For some reason, the urge to drive a hire car slightly more aggressively than you drive your own is something that fills even the most meek driver. Why? Because hey, why not?
In response to this urge, car hire companies hit drivers with insurance excesses. It’s fair enough that they do. If the car is damaged, then it has to be fixed. If all hire car drivers took up the challenge to see if their car can fly, then the damage, and cost to the hire companies would make business impossible.
Hire car insurance shenanigans
However, the way that hire car insurance works is a little different to your usual car insurance.
Six months ago, a company called Tripcover began offering accidental liability coverage (or excess reduction) at low prices throughout Australia. This marks the first time such a service has been offered in the country.
Tripcover offers a lower-cost alternative for liability coverage that can save consumers a considerable sum whenever they hire a car. Predictably, the car hire agencies are not happy.
“They seem to be trying everything in their power to prevent their customers from learning about this new service option”, says Desmond Sherlock, founder and General Manager of Tripcover.
Sherlock’s company has tried to advertise its liability coverage on car hire comparison sites in recent months, with unexpected results. The comparison sites have reported back to Tripcover that the car rental companies, frankly, hate advertisements that offer alternative insurance options.
So, this means that Tripcover has got to be on to something. If the incumbent players in the market have their collective noses out of joint, it must be doing something right.
What are they on about?
The problem is that the rental companies can charge anywhere from $22 to $27 (non-refundable) per day in order to reduce the excess to $300. This daily insurance fee is on top of the cost to hire the car. Sometimes, depending on the daily hire rate for the car, the cost of the insurance is greater than the rental fee.
It’s a kind of crazy that seems to belie an industry that is set in its ways. All the while the industry has found a way to make money without thinking of the practical realities for customers.
By comparison, Tripcover charges as little as $9.30 per day, and offers a 14-day money back guarantee.
Without any insurance, either from the rental company or Tripcover, if a hire car is damaged the minimum excess is usually $3,000. With some vehicles it can be more like $6,000.
The excess applies regardless of fault.
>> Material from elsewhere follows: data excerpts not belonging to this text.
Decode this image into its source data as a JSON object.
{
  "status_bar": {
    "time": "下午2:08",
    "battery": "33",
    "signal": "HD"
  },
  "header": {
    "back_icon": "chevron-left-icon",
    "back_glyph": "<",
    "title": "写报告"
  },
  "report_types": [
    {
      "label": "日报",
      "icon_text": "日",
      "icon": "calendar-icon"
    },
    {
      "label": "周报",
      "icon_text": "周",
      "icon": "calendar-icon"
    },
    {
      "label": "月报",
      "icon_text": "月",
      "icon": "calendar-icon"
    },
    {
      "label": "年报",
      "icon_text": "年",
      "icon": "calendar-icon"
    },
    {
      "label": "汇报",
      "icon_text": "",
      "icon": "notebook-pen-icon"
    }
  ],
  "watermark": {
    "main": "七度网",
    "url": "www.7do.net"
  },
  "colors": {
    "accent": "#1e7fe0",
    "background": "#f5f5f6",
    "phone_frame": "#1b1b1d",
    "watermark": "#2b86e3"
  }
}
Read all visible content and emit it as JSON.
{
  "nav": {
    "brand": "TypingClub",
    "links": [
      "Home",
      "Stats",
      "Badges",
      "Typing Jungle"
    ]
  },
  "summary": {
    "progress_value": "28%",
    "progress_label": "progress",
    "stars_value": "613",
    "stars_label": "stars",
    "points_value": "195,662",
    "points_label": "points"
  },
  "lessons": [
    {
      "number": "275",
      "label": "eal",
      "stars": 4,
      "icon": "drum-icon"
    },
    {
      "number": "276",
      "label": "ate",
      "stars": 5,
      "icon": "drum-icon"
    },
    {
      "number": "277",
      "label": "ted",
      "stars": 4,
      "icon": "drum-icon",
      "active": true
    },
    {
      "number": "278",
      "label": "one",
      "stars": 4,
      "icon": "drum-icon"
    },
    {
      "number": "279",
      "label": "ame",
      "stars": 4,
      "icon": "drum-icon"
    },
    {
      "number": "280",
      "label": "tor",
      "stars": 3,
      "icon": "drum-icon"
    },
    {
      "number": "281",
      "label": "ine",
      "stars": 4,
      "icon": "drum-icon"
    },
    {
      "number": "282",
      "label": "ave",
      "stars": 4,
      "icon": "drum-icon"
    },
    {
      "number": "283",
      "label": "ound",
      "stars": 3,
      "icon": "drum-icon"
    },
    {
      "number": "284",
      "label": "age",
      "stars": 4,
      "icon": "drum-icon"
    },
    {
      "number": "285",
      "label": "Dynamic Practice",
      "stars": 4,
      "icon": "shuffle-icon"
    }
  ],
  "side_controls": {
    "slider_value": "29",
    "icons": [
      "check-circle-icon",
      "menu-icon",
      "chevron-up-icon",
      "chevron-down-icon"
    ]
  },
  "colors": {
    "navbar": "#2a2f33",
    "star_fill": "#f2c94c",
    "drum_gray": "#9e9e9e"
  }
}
That means, that even if you get the name, license and details of the insurance of the driver who slams into your hire car at the traffic lights, it does not matter. As the hirer of the car, you still have to stump up the full excess.
So, driving a hire car without insurance of any kind is risky. This is especially given that hire cars are often driven on longer trips, or in locations that are foreign to the driver. These two factors can increase the risk of accidents and other damage.
How disruptive is Tripcover?
The fees levied by car hire agencies for accidental liability coverage amount to more than $185 million a year.
So, it is no wonder that the emergence of Tripcover makes the car rental companies a little jumpy. Offering the same level of insurance cover at lower cost has the potential to significantly reduce the income stream of the rental companies from insurance commissions.
That’s right, the insurance offered by the car rental companies are underwritten by insurance specialists. In some cases, it’s the same company that is underwriting the cover from Tripcover, it’s just that the markup and commission structure is different. Allianz is underwriting Tripcover.
Tripcover has positioned itself to take a nice slice of the pie.